3. Het college heeft zich tegen de aangevallen uitspraak gekeerd. Daartoe heeft het college primair aangevoerd dat de rechtbank ten onrechte heeft geoordeeld dat niet is komen vast te staan dat Y een gezamenlijke huishouding heeft gevoerd met betrokkene. Subsidiair heeft het college aangevoerd dat de rechtbank ten onrechte zelf in de zaak heeft voorzien. Het college stelt dat de rechtbank ten onrechte heeft nagelaten hem in de gelegenheid te stellen om nader onderzoek te doen teneinde het gebrek te herstellen.

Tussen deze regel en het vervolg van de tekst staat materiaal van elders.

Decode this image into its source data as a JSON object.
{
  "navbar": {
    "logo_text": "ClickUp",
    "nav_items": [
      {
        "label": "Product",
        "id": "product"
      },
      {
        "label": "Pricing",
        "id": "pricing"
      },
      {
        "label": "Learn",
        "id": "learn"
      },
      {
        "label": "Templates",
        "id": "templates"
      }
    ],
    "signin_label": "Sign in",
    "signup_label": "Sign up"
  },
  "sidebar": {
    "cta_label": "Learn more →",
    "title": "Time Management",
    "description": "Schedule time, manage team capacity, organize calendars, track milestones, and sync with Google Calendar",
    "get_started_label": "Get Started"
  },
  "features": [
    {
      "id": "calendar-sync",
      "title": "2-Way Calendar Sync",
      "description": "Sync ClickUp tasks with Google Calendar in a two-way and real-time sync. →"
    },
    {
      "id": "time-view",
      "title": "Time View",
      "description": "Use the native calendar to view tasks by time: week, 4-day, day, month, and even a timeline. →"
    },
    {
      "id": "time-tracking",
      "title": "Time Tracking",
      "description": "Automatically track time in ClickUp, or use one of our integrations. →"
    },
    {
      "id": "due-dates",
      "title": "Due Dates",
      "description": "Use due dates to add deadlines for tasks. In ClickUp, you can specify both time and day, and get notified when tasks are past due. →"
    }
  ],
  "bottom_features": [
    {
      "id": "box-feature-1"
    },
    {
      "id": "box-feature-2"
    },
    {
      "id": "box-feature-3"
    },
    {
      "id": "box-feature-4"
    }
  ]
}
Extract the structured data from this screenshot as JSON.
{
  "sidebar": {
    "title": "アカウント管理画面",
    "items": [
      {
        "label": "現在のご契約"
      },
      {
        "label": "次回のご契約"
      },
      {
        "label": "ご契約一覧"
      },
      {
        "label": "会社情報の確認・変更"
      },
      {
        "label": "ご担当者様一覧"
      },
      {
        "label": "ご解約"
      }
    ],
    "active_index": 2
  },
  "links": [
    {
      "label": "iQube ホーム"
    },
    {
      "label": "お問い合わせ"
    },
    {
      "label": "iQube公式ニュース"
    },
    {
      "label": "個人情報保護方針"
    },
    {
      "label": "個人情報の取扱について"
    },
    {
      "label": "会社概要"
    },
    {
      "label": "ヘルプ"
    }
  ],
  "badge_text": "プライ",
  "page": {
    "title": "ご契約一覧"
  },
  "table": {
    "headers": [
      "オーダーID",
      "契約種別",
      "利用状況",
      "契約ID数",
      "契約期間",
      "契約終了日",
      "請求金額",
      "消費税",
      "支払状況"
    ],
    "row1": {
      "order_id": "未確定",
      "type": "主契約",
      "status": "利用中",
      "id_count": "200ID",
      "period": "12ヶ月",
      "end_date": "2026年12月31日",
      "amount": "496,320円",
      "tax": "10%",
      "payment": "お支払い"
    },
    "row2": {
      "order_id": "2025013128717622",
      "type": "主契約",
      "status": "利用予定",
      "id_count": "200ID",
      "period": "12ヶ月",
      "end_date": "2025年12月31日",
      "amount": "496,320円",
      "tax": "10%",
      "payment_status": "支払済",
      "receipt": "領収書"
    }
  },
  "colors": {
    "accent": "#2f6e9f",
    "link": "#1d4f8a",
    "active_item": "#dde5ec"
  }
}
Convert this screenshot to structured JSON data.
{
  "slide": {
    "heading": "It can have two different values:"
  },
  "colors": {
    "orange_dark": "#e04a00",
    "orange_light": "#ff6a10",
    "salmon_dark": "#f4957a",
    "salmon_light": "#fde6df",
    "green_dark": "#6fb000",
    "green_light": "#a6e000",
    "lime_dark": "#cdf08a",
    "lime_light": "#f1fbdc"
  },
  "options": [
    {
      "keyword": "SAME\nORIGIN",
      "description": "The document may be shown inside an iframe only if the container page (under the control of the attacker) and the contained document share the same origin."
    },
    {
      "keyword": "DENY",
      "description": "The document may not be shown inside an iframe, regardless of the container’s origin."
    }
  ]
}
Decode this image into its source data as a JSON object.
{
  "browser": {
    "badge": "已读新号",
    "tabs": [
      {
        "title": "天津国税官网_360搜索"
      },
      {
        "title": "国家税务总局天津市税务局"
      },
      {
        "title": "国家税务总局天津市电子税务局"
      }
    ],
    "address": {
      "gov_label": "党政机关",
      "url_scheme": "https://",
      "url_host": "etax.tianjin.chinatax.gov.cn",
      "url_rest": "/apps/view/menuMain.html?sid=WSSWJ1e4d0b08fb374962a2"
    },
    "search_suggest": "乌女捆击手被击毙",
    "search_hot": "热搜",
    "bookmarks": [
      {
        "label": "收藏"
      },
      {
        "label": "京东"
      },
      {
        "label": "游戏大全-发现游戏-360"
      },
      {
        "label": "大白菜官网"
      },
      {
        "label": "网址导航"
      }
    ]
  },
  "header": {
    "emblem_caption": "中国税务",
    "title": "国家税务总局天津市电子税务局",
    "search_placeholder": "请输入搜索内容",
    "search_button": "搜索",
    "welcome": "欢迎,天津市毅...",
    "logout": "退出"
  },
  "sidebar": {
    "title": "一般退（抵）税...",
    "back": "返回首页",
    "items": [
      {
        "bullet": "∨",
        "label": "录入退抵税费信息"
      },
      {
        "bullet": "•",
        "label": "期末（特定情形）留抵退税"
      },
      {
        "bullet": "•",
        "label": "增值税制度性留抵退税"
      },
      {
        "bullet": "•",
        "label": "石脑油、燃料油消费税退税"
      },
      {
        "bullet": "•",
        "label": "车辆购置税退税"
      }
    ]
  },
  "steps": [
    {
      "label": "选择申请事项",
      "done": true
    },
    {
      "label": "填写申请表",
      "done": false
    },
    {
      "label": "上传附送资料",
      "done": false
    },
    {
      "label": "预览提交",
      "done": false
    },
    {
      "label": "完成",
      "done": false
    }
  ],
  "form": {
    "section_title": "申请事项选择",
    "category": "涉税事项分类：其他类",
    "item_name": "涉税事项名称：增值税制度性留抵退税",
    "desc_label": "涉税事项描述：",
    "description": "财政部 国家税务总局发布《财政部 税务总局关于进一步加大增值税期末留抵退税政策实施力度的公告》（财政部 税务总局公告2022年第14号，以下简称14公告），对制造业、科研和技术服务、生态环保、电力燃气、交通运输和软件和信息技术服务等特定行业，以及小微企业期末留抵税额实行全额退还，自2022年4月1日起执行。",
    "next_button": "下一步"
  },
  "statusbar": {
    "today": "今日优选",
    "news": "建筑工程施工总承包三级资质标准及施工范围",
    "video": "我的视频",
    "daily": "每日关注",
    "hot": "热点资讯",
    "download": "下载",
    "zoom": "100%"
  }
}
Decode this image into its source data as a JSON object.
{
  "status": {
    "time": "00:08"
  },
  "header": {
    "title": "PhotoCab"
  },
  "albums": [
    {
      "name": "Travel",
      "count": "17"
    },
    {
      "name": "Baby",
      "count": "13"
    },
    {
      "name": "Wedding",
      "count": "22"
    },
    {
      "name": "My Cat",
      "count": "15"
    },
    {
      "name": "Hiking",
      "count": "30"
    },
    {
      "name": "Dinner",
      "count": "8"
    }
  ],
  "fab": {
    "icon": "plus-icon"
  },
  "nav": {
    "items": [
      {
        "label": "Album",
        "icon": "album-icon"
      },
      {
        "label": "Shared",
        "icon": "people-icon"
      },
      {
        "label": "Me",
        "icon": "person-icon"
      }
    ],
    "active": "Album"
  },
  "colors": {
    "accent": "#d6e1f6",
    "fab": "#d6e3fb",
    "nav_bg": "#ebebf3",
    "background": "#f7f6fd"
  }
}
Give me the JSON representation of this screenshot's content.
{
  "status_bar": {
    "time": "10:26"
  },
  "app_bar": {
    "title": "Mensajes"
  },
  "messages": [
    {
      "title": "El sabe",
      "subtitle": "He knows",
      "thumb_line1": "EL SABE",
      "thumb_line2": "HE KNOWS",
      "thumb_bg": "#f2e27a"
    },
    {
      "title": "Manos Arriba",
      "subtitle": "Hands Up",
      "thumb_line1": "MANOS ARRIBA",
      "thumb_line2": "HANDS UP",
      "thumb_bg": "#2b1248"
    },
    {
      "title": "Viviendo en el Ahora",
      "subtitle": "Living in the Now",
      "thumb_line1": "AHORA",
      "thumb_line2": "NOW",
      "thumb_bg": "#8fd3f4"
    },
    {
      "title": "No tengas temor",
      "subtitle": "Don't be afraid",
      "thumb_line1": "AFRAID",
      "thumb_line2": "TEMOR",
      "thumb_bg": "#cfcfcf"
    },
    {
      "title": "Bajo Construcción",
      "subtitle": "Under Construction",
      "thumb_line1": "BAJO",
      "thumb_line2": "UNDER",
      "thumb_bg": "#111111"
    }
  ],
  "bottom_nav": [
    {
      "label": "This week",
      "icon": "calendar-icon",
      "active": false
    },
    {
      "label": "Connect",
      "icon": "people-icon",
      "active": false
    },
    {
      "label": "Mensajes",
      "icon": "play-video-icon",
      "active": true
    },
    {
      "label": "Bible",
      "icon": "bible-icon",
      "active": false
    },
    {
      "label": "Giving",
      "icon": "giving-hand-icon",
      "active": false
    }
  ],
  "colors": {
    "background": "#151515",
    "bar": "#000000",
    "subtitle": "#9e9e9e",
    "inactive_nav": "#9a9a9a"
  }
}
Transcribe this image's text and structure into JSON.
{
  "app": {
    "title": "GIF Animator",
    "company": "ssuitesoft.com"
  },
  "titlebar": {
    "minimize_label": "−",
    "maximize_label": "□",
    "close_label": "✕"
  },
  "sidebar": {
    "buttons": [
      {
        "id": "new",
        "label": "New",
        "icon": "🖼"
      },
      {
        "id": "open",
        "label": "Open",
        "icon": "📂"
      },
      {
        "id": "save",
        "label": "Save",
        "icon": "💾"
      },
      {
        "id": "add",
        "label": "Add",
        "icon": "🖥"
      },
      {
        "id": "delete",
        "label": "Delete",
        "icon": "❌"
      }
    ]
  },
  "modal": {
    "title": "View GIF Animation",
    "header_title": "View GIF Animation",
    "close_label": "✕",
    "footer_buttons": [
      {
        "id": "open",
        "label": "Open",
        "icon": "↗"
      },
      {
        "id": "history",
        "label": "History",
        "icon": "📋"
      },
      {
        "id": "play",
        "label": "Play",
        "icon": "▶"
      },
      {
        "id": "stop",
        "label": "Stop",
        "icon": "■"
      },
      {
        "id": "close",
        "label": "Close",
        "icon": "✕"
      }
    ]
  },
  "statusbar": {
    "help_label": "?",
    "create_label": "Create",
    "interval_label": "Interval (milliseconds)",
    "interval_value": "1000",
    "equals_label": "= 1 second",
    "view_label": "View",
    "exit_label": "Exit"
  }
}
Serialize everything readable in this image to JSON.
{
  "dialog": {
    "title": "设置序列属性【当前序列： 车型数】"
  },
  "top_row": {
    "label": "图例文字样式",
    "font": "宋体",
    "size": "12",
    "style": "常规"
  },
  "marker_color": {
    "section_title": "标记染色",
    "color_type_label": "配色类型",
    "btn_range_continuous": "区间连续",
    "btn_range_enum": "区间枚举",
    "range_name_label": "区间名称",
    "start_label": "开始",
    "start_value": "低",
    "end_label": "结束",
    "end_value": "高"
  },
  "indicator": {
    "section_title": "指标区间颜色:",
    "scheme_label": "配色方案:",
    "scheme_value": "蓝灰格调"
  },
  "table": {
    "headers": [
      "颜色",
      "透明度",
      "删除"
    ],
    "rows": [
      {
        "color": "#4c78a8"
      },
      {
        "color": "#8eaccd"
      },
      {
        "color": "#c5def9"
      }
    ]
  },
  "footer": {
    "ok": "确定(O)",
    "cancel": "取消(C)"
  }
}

4. De Raad komt tot de volgende beoordeling.
4.1.
De te beoordelen periode loopt van 1 juli 2016 tot en met 30 juni 2017, de periode waarover de kosten van bijstand mede van betrokkene zijn teruggevorderd.
4.2.
Artikel 59, tweede lid, van de PW bepaalt, voor zover van belang, dat indien de bijstand als gezinsbijstand aan gehuwden had moeten worden verleend, maar zulks achterwege is gebleven omdat de belanghebbende de inlichtingenverplichting als bedoeld in artikel 17 van de PW niet of niet behoorlijk is nagekomen, de kosten van bijstand mede kunnen worden teruggevorderd van de persoon met wiens middelen bij de verlening van bijstand rekening had moeten worden gehouden. Voor de vaststelling dat betrokkene die persoon is, is vereist dat hij in de te beoordelen periode met Y een gezamenlijke huishouding als bedoeld in artikel 3 van de PW op het uitkeringsadres heeft gevoerd.
4.3.
In de uitspraak van heden in de zaken 18/3036 PW, 18/3037 PW, 18/4017 PW, voor zover hier van belang, heeft de Raad het oordeel van de rechtbank in die zaken onderschreven, namelijk dat geen toereikende feitelijke grondslag bestaat voor de conclusie van het college dat Y en betrokkene in de te beoordelen periode een gezamenlijke huishouding hebben gevoerd.
4.4.
De beroepsgrond dat het college, anders dan de rechtbank heeft geoordeeld, aannemelijk heeft gemaakt dat Y en betrokkene voorzagen in wederzijdse zorg als bedoeld in artikel 3, derde lid, van de PW, slaagt niet.
4.5.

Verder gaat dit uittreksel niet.